Show that $\int_{- \infty}^{\infty} \frac{\sin x}{x+i} dx = \frac{\pi}{e}$ This is question 37 from Exercises 6.6.2 from Dennis Zill's An Introduction to Complex Analysis.

Show that $$\int_{- \infty}^{\infty} \frac{\sin x}{x+i} dx = \frac{\pi}{e}$$

I am not sure how to proceed. There is a hint to use $\sin x = \dfrac{e^{ix} - e^{-ix}}{2i}$ for real $x$.
If I try to find the residue of $\dfrac{\sin z}{z+i}$ at $z=-i$, I get $$\text{Res}\left(\dfrac{\sin z}{z+i};-i\right) = -i \sinh 1.$$
But I am not sure what contour to even use, so I cannot relate these numbers to the integral in the question.

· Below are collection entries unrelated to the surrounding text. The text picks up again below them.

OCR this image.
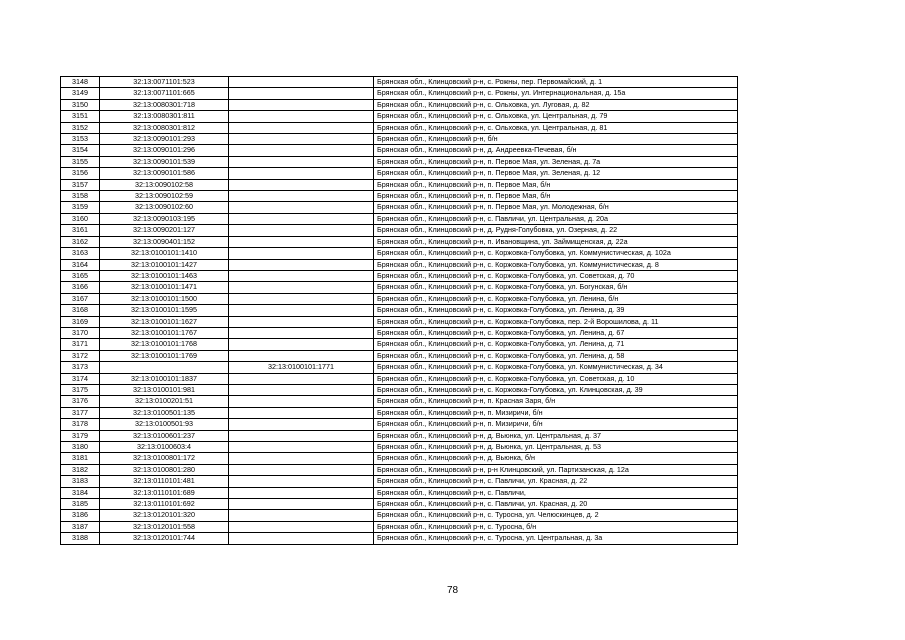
3148	32:13:0071101:523		Брянская обл., Клинцовский р-н, с. Рожны, пер. Первомайский, д. 1
3149	32:13:0071101:665		Брянская обл., Клинцовский р-н, с. Рожны, ул. Интернациональная, д. 15а
3150	32:13:0080301:718		Брянская обл., Клинцовский р-н, с. Ольховка, ул. Луговая, д. 82
3151	32:13:0080301:811		Брянская обл., Клинцовский р-н, с. Ольховка, ул. Центральная, д. 79
3152	32:13:0080301:812		Брянская обл., Клинцовский р-н, с. Ольховка, ул. Центральная, д. 81
3153	32:13:0090101:293		Брянская обл., Клинцовский р-н, б/н
3154	32:13:0090101:296		Брянская обл., Клинцовский р-н, д. Андреевка-Печевая, б/н
3155	32:13:0090101:539		Брянская обл., Клинцовский р-н, п. Первое Мая, ул. Зеленая, д. 7а
3156	32:13:0090101:586		Брянская обл., Клинцовский р-н, п. Первое Мая, ул. Зеленая, д. 12
3157	32:13:0090102:58		Брянская обл., Клинцовский р-н, п. Первое Мая, б/н
3158	32:13:0090102:59		Брянская обл., Клинцовский р-н, п. Первое Мая, б/н
3159	32:13:0090102:60		Брянская обл., Клинцовский р-н, п. Первое Мая, ул. Молодежная, б/н
3160	32:13:0090103:195		Брянская обл., Клинцовский р-н, с. Павличи, ул. Центральная, д. 20а
3161	32:13:0090201:127		Брянская обл., Клинцовский р-н, д. Рудня-Голубовка, ул. Озерная, д. 22
3162	32:13:0090401:152		Брянская обл., Клинцовский р-н, п. Ивановщина, ул. Займищенская, д. 22а
3163	32:13:0100101:1410		Брянская обл., Клинцовский р-н, с. Коржовка-Голубовка, ул. Коммунистическая, д. 102а
3164	32:13:0100101:1427		Брянская обл., Клинцовский р-н, с. Коржовка-Голубовка, ул. Коммунистическая, д. 8
3165	32:13:0100101:1463		Брянская обл., Клинцовский р-н, с. Коржовка-Голубовка, ул. Советская, д. 70
3166	32:13:0100101:1471		Брянская обл., Клинцовский р-н, с. Коржовка-Голубовка, ул. Богунская, б/н
3167	32:13:0100101:1500		Брянская обл., Клинцовский р-н, с. Коржовка-Голубовка, ул. Ленина, б/н
3168	32:13:0100101:1595		Брянская обл., Клинцовский р-н, с. Коржовка-Голубовка, ул. Ленина, д. 39
3169	32:13:0100101:1627		Брянская обл., Клинцовский р-н, с. Коржовка-Голубовка, пер. 2-й Ворошилова, д. 11
3170	32:13:0100101:1767		Брянская обл., Клинцовский р-н, с. Коржовка-Голубовка, ул. Ленина, д. 67
3171	32:13:0100101:1768		Брянская обл., Клинцовский р-н, с. Коржовка-Голубовка, ул. Ленина, д. 71
3172	32:13:0100101:1769		Брянская обл., Клинцовский р-н, с. Коржовка-Голубовка, ул. Ленина, д. 58
3173		32:13:0100101:1771	Брянская обл., Клинцовский р-н, с. Коржовка-Голубовка, ул. Коммунистическая, д. 34
3174	32:13:0100101:1837		Брянская обл., Клинцовский р-н, с. Коржовка-Голубовка, ул. Советская, д. 10
3175	32:13:0100101:981		Брянская обл., Клинцовский р-н, с. Коржовка-Голубовка, ул. Клинцовская, д. 39
3176	32:13:0100201:51		Брянская обл., Клинцовский р-н, п. Красная Заря, б/н
3177	32:13:0100501:135		Брянская обл., Клинцовский р-н, п. Мизиричи, б/н
3178	32:13:0100501:93		Брянская обл., Клинцовский р-н, п. Мизиричи, б/н
3179	32:13:0100601:237		Брянская обл., Клинцовский р-н, д. Вьюнка, ул. Центральная, д. 37
3180	32:13:0100603:4		Брянская обл., Клинцовский р-н, д. Вьюнка, ул. Центральная, д. 53
3181	32:13:0100801:172		Брянская обл., Клинцовский р-н, д. Вьюнка, б/н
3182	32:13:0100801:280		Брянская обл., Клинцовский р-н, р-н Клинцовский, ул. Партизанская, д. 12а
3183	32:13:0110101:481		Брянская обл., Клинцовский р-н, с. Павличи, ул. Красная, д. 22
3184	32:13:0110101:689		Брянская обл., Клинцовский р-н, с. Павличи,
3185	32:13:0110101:692		Брянская обл., Клинцовский р-н, с. Павличи, ул. Красная, д. 20
3186	32:13:0120101:320		Брянская обл., Клинцовский р-н, с. Туросна, ул. Челюскинцев, д. 2
3187	32:13:0120101:558		Брянская обл., Клинцовский р-н, с. Туросна, б/н
3188	32:13:0120101:744		Брянская обл., Клинцовский р-н, с. Туросна, ул. Центральная, д. 3а
78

I tried to use a semicircular contour in the lower half plane. I see that $|e^{iz}| = e^{-y} \leq e^{R}$ for $z=x+iy$ on a semicircle of radius $R$. I am not sure how to proceed since this would mean the integral does not vanish. Could someone please offer some guidance? Thank you very much.
 A: I managed to solve it using the hint from Ian.
I split the integral into $2i I_1 = \int_{\mathbb{R}} \dfrac{e^{ix}}{x+i} dx$ and $2i I_2 = \int_{\mathbb{R}} \dfrac{-e^{-ix}}{x+i} dx
.$
For the first integral, consider the contour $\Gamma_R$ consisting of the semicircle of radius $R$, in the upper half plane, denoted $\gamma_R$, and the line segment joining $-R$ to $R$. Note that the function is holomorphic on and inside this countour. Thus, using Cauchy's Integral formula, $$\int_{\Gamma_R} \dfrac{e^{iz}}{z+i} dz = \int_{-R}^R \dfrac{e^{ix}}{x+i} dx + \int_{\gamma_R} \dfrac{e^{iz}}{z+i} dz=0. $$
On $\gamma_R$, we have $|e^{iz}| = e^{-R \sin \theta}$. By the Estimation lemma and Jordan's inequality, the modulus of the integral will converge to $0$ as $R \to \infty$. Thus the integral converges to $0$ as $R \to \infty$. Thus we conclude that $I_1 =0$.
For $I_2$, we can substitute $u = -x$, and thus obtain get $2iI_2 = \int_{\mathbb{R}} \dfrac{-e^{iu}}{-u+i} du$. Note that the function has a residue of $1/e$ at the pole $z=i$. We apply Cauchy's Residue Theorem and the same method as in the earlier part to finally obtain that $$2iI_2 = 2 \pi i/e.$$ We can also use a contour in the lower half-plane, but the substitution we used transforms this into the first case which we already solved.
Hence, we obtain the required answer.